In a victory for the fight against criminal networks distributing counterfeit and adulterated drugs over the internet, the world's second-biggest seller of website addresses is to begin screening customers for unapproved drug sales.
Under pressure from security professionals, the internet governance group Icann and the White House, the domain-name seller eNom last week quietly retained LegitScript, a company that vets internet pharmaceutical concerns to make sure they are licensed to do business in the US.
While GoDaddy, the world's biggest seller of domain names, and other registrars have knocked thousands of rogue pharmacies offline, until now eNom, owned by Demand Media of Santa Monica, had refused to act without a court order or law-enforcement directive.
The changed approach was disclosed in an amended securities filing for Demand Media's planned initial public stock offering. The filing says LegitScript will assist eNom "in identifying customers who are violating our terms of service by operating online pharmacies in violation of US state or federal law".
ENom came under fire in June, when security research concern KnujOn accused it of handling registrations for 4,000 bogus pharmacies.
Pressure mounted as Demand Media - best known for its eHow and other freelancer-filled content sites - filed to sell stock.
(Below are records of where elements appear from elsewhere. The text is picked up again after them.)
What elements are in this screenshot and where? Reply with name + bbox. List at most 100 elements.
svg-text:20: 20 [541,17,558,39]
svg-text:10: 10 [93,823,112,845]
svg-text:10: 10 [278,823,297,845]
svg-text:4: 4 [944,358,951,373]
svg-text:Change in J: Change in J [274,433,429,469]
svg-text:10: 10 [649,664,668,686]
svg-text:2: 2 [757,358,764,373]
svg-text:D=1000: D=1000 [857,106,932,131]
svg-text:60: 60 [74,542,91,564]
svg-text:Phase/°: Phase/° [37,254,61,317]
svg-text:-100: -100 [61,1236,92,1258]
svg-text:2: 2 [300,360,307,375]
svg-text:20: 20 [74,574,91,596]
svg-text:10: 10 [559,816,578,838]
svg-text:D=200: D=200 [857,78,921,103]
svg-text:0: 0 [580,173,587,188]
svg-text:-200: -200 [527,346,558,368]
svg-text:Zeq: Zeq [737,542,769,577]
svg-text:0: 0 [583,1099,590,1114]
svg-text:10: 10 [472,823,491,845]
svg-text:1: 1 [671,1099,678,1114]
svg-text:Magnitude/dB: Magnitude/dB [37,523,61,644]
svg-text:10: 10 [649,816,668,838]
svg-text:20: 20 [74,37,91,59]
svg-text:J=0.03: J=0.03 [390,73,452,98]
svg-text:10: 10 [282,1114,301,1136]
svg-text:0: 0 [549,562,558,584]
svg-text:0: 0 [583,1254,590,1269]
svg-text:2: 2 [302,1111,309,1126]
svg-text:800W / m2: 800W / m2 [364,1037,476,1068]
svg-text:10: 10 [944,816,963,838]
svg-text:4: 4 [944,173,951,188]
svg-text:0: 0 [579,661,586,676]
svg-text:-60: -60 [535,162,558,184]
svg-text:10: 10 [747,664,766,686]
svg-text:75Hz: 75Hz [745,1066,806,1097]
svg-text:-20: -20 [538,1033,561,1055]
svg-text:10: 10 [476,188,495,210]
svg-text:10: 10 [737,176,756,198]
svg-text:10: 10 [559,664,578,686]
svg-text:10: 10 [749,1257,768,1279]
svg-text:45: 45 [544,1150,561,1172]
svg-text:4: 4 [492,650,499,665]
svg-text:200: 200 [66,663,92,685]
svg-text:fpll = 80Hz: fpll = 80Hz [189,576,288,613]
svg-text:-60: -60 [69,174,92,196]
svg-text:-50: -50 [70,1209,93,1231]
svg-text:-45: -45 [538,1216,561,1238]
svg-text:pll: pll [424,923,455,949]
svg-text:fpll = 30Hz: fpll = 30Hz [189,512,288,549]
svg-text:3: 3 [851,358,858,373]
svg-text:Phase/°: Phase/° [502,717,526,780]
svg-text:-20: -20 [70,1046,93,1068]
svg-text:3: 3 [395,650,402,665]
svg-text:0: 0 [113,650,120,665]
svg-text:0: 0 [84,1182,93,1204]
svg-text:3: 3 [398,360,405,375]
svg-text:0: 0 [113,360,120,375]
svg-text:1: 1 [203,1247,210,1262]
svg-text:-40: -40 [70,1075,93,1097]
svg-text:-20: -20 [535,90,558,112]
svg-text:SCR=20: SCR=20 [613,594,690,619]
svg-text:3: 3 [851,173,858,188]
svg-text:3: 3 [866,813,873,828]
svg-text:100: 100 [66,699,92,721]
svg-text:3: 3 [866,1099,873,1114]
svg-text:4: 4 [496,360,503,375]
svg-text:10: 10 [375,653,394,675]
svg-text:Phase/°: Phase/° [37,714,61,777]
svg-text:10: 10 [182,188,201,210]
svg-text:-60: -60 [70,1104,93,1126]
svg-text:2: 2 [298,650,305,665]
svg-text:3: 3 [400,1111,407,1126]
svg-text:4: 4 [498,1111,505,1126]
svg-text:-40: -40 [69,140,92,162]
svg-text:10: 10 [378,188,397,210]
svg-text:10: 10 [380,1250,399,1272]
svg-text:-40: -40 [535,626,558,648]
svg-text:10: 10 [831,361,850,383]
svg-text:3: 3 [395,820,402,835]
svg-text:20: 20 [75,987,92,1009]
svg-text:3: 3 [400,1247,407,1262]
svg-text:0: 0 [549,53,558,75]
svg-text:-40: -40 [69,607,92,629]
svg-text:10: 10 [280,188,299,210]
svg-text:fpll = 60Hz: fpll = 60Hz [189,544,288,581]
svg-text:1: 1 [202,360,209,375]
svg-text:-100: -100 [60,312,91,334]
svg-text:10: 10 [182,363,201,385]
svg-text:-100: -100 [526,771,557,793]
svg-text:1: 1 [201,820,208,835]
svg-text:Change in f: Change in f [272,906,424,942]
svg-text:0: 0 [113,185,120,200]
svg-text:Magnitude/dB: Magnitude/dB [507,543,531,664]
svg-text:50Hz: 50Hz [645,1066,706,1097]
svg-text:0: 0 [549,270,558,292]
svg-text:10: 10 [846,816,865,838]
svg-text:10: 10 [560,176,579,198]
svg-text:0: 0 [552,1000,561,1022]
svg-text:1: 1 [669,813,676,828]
Icann, made up of commercial, government and consumer interests, asked the company how it planned to respond to complaints on the drugs issue.
In addition, Andrew Klein, the Obama administration's senior adviser for intellectual property enforcement, had invited registrars to a meeting in the White House later this month to discuss fake pharmaceuticals.
Legal orders against those selling counterfeit drugs are hard to get because the sellers are usually based in other countries, particularly in eastern Europe.
In part because of the difficulty of co-ordinating international law enforcement, internet drug sales have become one of the largest drivers of cybercrime. Gangs use viruses to capture computers inside homes or businesses, and then use the machines to spew spam e-mails advertising the drugs.
One website traced back to eastern Europe investigated by Cisco Systems security researcher Patrick Peterson was grossing an estimated $50m-$100m in profit as far back as 2006.
"Hundreds of millions of dollars in annual revenue generated by the illegal online pharmaceutical business acts as a magnet attracting cybercriminals and catalysing their efforts to attack [US] citizens," Mr Peterson told the Financial Times over the weekend.
LegitScript is endorsed by the National Association of Boards of Pharmacy, which represents the US state panels that oversee licensing of dispensaries. It already has a similar deal to vet customers of GoDaddy.